Между тем роль Северянина в исполнении Сергея Эфрона была важна еще и в другом отношении. Марина начинала влюбляться в Эфрона, вскоре ей предстояло стать его женой. Сделав жертвой розыгрыша сестру, с которой она была очень близка с самого детства, она разыграла церемониальный – пусть несколько жестокий – обряд перехода и расставания. Естественно, Анастасия описывает собственное восприятие этого розыгрыша как своего рода отдаление от сестры. Она с беспокойством отмечала:
Но одна вещь занимала меня: зачем Марине надо было, чтоб я повторила, что тот Северянин – глуп? (Кажется глупым!) Я этого не находила, согласилась из «галантности», видя, что Марине этого хочется. Но теперь этого нельзя было изменить, Марина – помнит. Зачем-то ей это было нужно? Тут что-то крылось [Цветаева А. 2008, 1: 629].
А несколькими строками ниже, вспоминая, как Марина говорила о Сергее и о себе в первом лице множественного числа, она заметила: «“Мы”… Значит, кончено наше “мы” с Мариной!..» [там же: 631]. Для нее такой переход был печален, но она сразу же отметила его значение и задумалась.
В 1911 году решительное поощрение в доме Волошина театрального манипулирования идентичностью, маской и собой посредством костюмов и ролевых игр было главной достопримечательностью его домашнего кружка в глазах его молодых гостей. Этой привлекательной особенности предстояло скрепить данную группу не только за счет совместных размышлений и отрицания той литературной культуры, которая господствовала далеко к северу от них, но и за счет взаимо– и самосозерцания, открытий и трансформаций на основе взаимного доверия и общности. Подобные переодевания и розыгрыши одновременно требовали консенсуса и укрепляли его, способствуя развитию личных знакомств, по мере того как люди помогали друг другу раскрыть разнообразные «я» через квазиформальную реализацию фантазий, могущих содержать более глубокие истины, страхов, в которых было неловко признаваться, трансформаций, которые стеснялись обсуждать и осуществлять. Тем самым волошинский кружок раскрыл свои возможности как выражение коммунитас, а также ярко продемонстрировал, как может сработать коммунитас театральная.
Рис. 9. Максимилиан Волошин и «обормоты», Коктебель, 1911 год.
Архив Вл. Купченко
В то лето в Коктебеле была разыграна как минимум еще одна подобная мистификация: Леонид Фейнберг сообщает, что это произошло в начале мая 1911 года (впрочем, он не был ее очевидцем, а узнал о ней от Макса)[118]

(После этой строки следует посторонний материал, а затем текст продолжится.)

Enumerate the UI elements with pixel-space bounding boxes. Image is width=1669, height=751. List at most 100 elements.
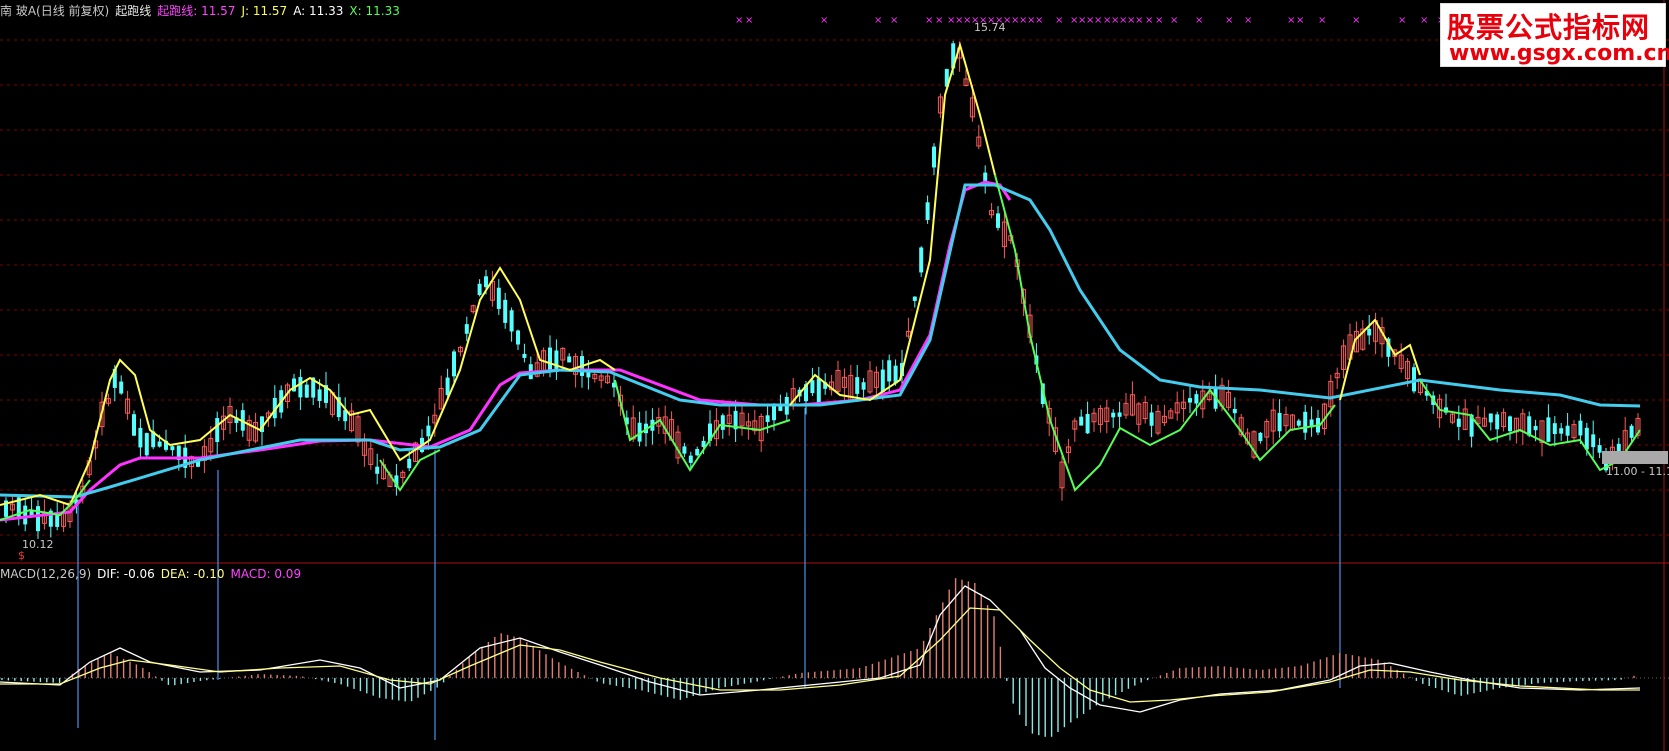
marker-x: × <box>1135 15 1143 26</box>
candle-body <box>1412 367 1416 392</box>
marker-x: × <box>935 15 943 26</box>
candle-body <box>861 382 866 390</box>
candle-body <box>765 415 770 422</box>
candle-body <box>887 360 892 382</box>
marker-x: × <box>1287 15 1295 26</box>
logo-title: 股票公式指标网 <box>1447 11 1651 44</box>
candle-body <box>36 506 40 532</box>
candle-body <box>1188 398 1192 403</box>
stock-title: 南 玻A(日线 前复权) <box>0 4 110 18</box>
marker-x: × <box>1195 15 1203 26</box>
price-range-box <box>1602 451 1668 464</box>
low-marker: $ <box>18 549 25 562</box>
candle-body <box>1111 412 1116 418</box>
green-line <box>0 174 1641 521</box>
macd-dif-line <box>0 585 1641 713</box>
indicator-value: 起跑线: 11.57 <box>157 4 236 18</box>
candle-body <box>477 283 482 296</box>
candle-body <box>503 299 508 323</box>
candle-body <box>1303 411 1308 433</box>
a-value: A: 11.33 <box>293 4 344 18</box>
candle-body <box>445 377 450 396</box>
marker-x: × <box>1225 15 1233 26</box>
marker-x: × <box>1055 15 1063 26</box>
candle-body <box>1597 445 1602 453</box>
macd-header: MACD(12,26,9) DIF: -0.06 DEA: -0.10 MACD: 0… <box>0 567 307 581</box>
candlesticks <box>4 40 1641 539</box>
marker-x: × <box>1035 15 1043 26</box>
candle-body <box>682 446 687 454</box>
macd-name: MACD(12,26,9) <box>0 567 92 581</box>
candle-body <box>298 377 303 398</box>
high-price-label: 15.74 <box>974 21 1006 34</box>
candle-body <box>1296 420 1301 426</box>
low-price-label: 10.12 <box>22 538 54 551</box>
candle-body <box>170 446 175 451</box>
candle-body <box>1117 412 1122 417</box>
candle-body <box>1584 427 1589 450</box>
candle-body <box>407 458 412 469</box>
marker-x: × <box>874 15 882 26</box>
macd-histogram <box>1 578 1635 737</box>
indicator-name: 起跑线 <box>115 4 152 18</box>
price-header: 南 玻A(日线 前复权) 起跑线 起跑线: 11.57 J: 11.57 A: 11.3… <box>0 2 406 19</box>
candle-body <box>119 381 124 394</box>
candle-body <box>1232 408 1237 414</box>
candle-body <box>317 389 322 401</box>
marker-x: × <box>820 15 828 26</box>
marker-x: × <box>1244 15 1252 26</box>
candle-body <box>138 427 143 448</box>
candle-body <box>1149 412 1154 426</box>
marker-x: × <box>1352 15 1360 26</box>
candle-body <box>144 433 149 456</box>
candle-body <box>932 146 936 168</box>
candle-body <box>893 365 898 384</box>
marker-x: × <box>1398 15 1406 26</box>
candle-body <box>1578 420 1583 436</box>
price-macd-chart: × × × × × × × × × × × × × × × × × × × × × × × × × × × × × × × × × × × × × × × ×… <box>0 0 1669 751</box>
candle-body <box>1552 423 1557 435</box>
candle-body <box>484 276 488 288</box>
candle-body <box>855 377 860 394</box>
candle-body <box>1194 394 1199 404</box>
candle-body <box>132 414 136 436</box>
candle-body <box>810 380 815 394</box>
candle-body <box>1367 328 1372 336</box>
candle-body <box>1565 425 1570 436</box>
candle-body <box>496 287 501 309</box>
marker-x: × <box>1318 15 1326 26</box>
macd-dea-line <box>0 607 1640 703</box>
marker-x: × <box>735 15 743 26</box>
candle-body <box>1488 413 1493 423</box>
marker-x: × <box>1170 15 1178 26</box>
candle-body <box>880 369 885 393</box>
candle-body <box>912 296 917 301</box>
candle-body <box>983 172 988 181</box>
logo-url: www.gsgx.com.cn <box>1449 41 1669 66</box>
candle-body <box>1258 432 1263 442</box>
candle-body <box>1277 412 1282 432</box>
candle-body <box>816 378 821 404</box>
marker-x: × <box>1094 15 1102 26</box>
candle-body <box>1527 416 1532 436</box>
candle-body <box>695 449 700 456</box>
cyan-ma-line <box>0 183 1641 499</box>
candle-body <box>772 404 776 421</box>
magenta-ma-line <box>0 180 1012 522</box>
candle-body <box>304 384 309 398</box>
dif-value: DIF: -0.06 <box>97 567 155 581</box>
candle-body <box>516 330 520 345</box>
candle-body <box>567 356 572 363</box>
dea-value: DEA: -0.10 <box>160 567 225 581</box>
candle-body <box>426 425 431 437</box>
x-value: X: 11.33 <box>349 4 400 18</box>
marker-x: × <box>745 15 753 26</box>
macd-value: MACD: 0.09 <box>230 567 302 581</box>
marker-x: × <box>890 15 898 26</box>
top-markers: × × × × × × × × × × × × × × × × × × × × × × × × × × × × × × × × × × × × × × × ×… <box>735 15 1553 26</box>
j-value: J: 11.57 <box>241 4 288 18</box>
grid-lines <box>0 0 1669 751</box>
candle-body <box>688 455 693 463</box>
candle-body <box>509 310 514 332</box>
candle-body <box>996 213 1000 228</box>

. Чтобы отвадить француза-торговца по фамилии Жулье, который влюбился в Елизавету Эфрон и надеялся жениться на ней, Макс и Елена Оттобальдовна притворились, что Елизавета уже замужем, причем за самим Максом. Согласно их замыслу, Макс был не только ее мужем, но и магом, который устраивал «мистические танцы» и совершал «магические действа». Он заявил Жулье, что Макс и Вера могут ходить по воде так же свободно, как по суше, «хотя для удачи такого опыта требуется помощь – особое благоговейное настроение зрителей» этого удивительного явления. Домочадцы также сделали вид, что на море к ним подплывал дельфин, требовавший, чтобы его подоили, а его молоко давали в качестве лекарства «слабогрудому» Сергею Эфрону [Фейнберг 1990: 277]. Согласно другому автору воспоминаний, Елена Оттобальдовна получила имя «Пра» как раз в процессе осуществления этого розыгрыша: часть шутки заключалась в том, что в этом безумном семействе она была объявлена матриархом (праматерью) [Купченко, Давыдов 1990: 668–669]. Здесь мы снова сталкиваемся с юмористическим отношением к некоторым из самых причудливых и глупых убеждений таких символистов (или их приспешников), как А. Р. Минцлова, и к псевдомистицизму, который в целом пронизывал мир символистов, каким он открылся Максу.Однако Волошин, очевидно, не допускал, чтобы острые грани маскарада нарушали душевный мир людей; по крайней мере, так утверждает Фейнберг, писавший в своих воспоминаниях:
Может быть, кому-нибудь покажется, что в таком «обмане» таится нечто жестокое. Это – неверно. В конце концов, здесь была наиболее гуманная форма отказа. Гораздо жестче было бы попросту сказать: «Уходите прочь, вы ошиблись адресом».
Теперь я понимаю, что все мистификации Макса неизменно клонились к добру [Фейнберг 1990: 277].